ICNF reestruturado sim, extinto não

Acho muito bem que o governo repense o ICNF numa perspetiva de reestruturação, mas mantendo centralizadas as competências do Estado em matéria de conservação da natureza e florestas.

Paulo Trigo Pereira
text

1 Há duas concepções extremas de democracia. A primeira, minimalista, elitista para alguns, é a de Joseph Schumpeter para quem a democracia é um arranjo institucional em que quem tem o poder de decidir, obtém-no a partir de uma luta competitiva pelo voto popular. A segunda, mais substantiva, conhecida por deliberativa, é tributária do pensamento de Jurgen Habermas que considera que um ingrediente essencial democrático é a deliberação sobre as decisões políticas no espaço público. Subscrevo a versão de Schumpeter como condição necessária para caracterizar um regime democrático, mas não a considero suficiente e aqui socorro-me de Habermas. A democracia não é, nem pode tornar-se, apenas eleições para decidir quem governa as autarquias, as regiões autónomas ou, a nível nacional, quem legisla, quem tem o poder executivo e quem assume as funções presidenciais.

O governo, na sua prática recente, tem aplicado a versão minimalista de democracia. Possui toda a legitimidade democrática para governar pois a AD foi a coligação mais votada, o primeiro ministro foi convidado a formar governo e nenhuma moção de censura foi aprovada na assembleia da república para o derrubar. É da exclusiva competência do governo definir a sua orgânica interna quer ao nível do desenho ministerial, quer dos organismos da administração direta e indireta do Estado.

Porém, as suas reformas organizacionais já aprovadas (extinção da FCT e ANI, fundidas na Agência de Investigação e Inovação, criação da Agência do Clima) ou em que se fala (ICNF) não foram precedidas de estudos que sejam conhecidos nem de debate público. (Importa lembrar que este governo já reestruturou organicamente o ICNF há meses, embora tratando-se de uma pequena reestruturação).

Não há que ter ilusões sobre qualquer reforma institucional. Há e haverá sempre apoiantes e detratores, pois qualquer reforma implica alterações de vários tipos de poder. Mas precisamente para se conseguir distinguir o que são argumentos a favor (ou contra) uma dada reforma institucional necessitamos primeiro de estudos que os fundamentem e depois de algum espaço de debate público e político para os debater. Ora nem uma coisa nem outra se está a passar com as reformas implementadas. E isto não é aconselhável até porque se trata de um governo minoritário que pode durar a legislatura, mas pode também não durar. Do mesmo modo que não podemos andar a repetir eleições não deve o governo operar reestruturações de ânimo leve sem diálogo com outros atores políticos relevantes, a academia e a sociedade civil para assegurar a sua perenidade e não ser fator de instabilidade.

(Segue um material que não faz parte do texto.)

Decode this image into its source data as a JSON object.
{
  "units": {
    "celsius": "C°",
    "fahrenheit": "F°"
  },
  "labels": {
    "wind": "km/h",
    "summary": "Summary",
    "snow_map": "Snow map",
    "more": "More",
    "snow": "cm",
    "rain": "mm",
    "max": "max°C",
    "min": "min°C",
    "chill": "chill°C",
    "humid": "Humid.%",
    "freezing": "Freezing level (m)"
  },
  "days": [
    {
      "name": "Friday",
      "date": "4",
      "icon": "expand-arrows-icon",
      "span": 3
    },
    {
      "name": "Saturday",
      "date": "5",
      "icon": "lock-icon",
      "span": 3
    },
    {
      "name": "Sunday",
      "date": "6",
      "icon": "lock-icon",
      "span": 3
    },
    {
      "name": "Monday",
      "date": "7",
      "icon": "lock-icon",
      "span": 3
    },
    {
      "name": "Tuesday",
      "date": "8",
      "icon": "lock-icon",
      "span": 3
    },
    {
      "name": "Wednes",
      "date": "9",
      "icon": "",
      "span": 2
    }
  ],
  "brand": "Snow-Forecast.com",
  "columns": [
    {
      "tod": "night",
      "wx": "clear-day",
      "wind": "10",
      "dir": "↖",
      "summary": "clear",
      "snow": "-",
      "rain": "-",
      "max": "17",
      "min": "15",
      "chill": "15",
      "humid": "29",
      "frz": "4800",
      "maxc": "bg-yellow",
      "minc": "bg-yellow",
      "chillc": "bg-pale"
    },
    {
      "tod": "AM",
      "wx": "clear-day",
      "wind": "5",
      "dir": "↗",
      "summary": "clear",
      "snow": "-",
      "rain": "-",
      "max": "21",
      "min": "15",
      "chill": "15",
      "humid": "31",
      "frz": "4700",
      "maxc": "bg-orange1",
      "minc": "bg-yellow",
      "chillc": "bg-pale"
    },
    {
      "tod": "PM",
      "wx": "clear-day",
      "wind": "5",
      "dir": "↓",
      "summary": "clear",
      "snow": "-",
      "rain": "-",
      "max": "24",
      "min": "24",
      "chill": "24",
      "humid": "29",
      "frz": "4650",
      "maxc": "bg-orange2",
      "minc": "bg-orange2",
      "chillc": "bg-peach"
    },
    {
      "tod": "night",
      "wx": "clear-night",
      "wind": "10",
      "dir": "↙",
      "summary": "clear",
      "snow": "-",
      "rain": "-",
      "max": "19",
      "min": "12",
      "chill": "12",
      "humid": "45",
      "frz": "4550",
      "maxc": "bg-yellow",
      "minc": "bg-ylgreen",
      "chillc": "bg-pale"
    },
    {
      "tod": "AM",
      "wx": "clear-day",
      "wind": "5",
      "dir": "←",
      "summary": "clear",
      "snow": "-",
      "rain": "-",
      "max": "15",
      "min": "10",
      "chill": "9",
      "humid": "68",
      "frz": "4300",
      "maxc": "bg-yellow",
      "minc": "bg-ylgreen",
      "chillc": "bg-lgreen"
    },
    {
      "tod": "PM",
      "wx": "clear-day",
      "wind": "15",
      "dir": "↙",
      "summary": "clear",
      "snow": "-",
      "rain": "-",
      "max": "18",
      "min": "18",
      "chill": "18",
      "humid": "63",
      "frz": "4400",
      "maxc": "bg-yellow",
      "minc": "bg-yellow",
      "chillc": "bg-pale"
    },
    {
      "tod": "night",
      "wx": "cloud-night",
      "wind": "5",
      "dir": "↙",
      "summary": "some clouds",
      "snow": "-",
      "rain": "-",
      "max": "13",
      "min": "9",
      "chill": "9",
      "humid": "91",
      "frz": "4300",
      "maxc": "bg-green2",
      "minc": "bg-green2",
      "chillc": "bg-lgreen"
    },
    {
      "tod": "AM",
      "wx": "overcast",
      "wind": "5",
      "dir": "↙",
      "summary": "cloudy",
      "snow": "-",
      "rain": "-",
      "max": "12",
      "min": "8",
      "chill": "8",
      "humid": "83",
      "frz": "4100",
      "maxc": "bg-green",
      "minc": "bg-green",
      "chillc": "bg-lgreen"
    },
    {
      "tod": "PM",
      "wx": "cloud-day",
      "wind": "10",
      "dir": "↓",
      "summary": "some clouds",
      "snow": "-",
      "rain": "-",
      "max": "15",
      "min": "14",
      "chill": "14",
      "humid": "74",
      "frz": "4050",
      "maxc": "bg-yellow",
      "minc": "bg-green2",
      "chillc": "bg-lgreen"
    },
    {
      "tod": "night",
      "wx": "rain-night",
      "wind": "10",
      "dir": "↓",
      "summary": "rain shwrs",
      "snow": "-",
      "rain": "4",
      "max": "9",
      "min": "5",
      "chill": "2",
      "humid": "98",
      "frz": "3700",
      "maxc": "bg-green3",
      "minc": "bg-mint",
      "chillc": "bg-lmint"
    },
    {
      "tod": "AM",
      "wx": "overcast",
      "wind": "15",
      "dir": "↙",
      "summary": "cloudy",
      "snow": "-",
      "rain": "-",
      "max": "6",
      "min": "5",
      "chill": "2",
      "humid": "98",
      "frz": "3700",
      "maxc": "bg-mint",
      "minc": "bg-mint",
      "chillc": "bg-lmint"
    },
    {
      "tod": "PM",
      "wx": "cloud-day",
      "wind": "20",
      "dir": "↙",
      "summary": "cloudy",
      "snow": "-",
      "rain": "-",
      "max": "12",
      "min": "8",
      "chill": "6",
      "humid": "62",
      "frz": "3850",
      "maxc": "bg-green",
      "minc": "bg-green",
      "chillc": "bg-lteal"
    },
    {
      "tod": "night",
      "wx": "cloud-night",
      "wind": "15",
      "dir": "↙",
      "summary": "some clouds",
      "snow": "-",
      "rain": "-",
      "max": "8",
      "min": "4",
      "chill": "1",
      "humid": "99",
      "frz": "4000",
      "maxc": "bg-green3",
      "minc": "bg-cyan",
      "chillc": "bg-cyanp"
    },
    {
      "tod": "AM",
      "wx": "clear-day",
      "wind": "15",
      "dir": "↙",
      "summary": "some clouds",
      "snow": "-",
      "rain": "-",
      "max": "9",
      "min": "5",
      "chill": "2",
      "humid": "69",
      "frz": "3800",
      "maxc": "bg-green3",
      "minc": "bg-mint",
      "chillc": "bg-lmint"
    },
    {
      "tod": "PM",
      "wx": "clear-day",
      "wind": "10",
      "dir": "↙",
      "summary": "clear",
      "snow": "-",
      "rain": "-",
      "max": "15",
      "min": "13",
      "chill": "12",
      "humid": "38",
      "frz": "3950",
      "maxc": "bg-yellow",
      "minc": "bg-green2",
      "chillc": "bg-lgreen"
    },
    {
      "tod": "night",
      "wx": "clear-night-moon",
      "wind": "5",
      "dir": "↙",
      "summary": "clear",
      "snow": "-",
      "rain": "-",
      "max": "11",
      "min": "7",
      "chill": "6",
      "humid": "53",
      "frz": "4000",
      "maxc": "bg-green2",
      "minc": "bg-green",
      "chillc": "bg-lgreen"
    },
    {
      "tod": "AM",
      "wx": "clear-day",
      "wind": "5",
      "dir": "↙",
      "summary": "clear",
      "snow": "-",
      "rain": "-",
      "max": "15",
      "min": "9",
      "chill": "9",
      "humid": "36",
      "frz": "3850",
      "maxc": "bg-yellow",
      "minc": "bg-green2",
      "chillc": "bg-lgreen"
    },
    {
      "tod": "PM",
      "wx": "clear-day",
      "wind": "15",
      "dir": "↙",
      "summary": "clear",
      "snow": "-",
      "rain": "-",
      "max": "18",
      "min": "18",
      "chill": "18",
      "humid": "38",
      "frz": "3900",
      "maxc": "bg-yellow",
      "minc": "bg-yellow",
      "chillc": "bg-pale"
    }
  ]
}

2 Vamos agora à substância da questão, a reestruturação, fusão, ou extinção do ICNF de que se fala, e que mereceu já uma carta aberta de umas centenas de personalidades que defendem a manutenção do ICNF reforçando os seus meios técnicos, humanos e financeiros. Concordo com os subscritores que deve existir uma entidade autónoma, como autoridade nacional de conservação da natureza e biodiversidade e que essa entidade deve ser o ICNF com recursos adequados. Porém, é preciso ir mais longe e perceber que essa autoridade está já hoje parcialmente limitada e o ICNF necessita de uma reestruturação, a par do ecossistema institucional em que está inserido.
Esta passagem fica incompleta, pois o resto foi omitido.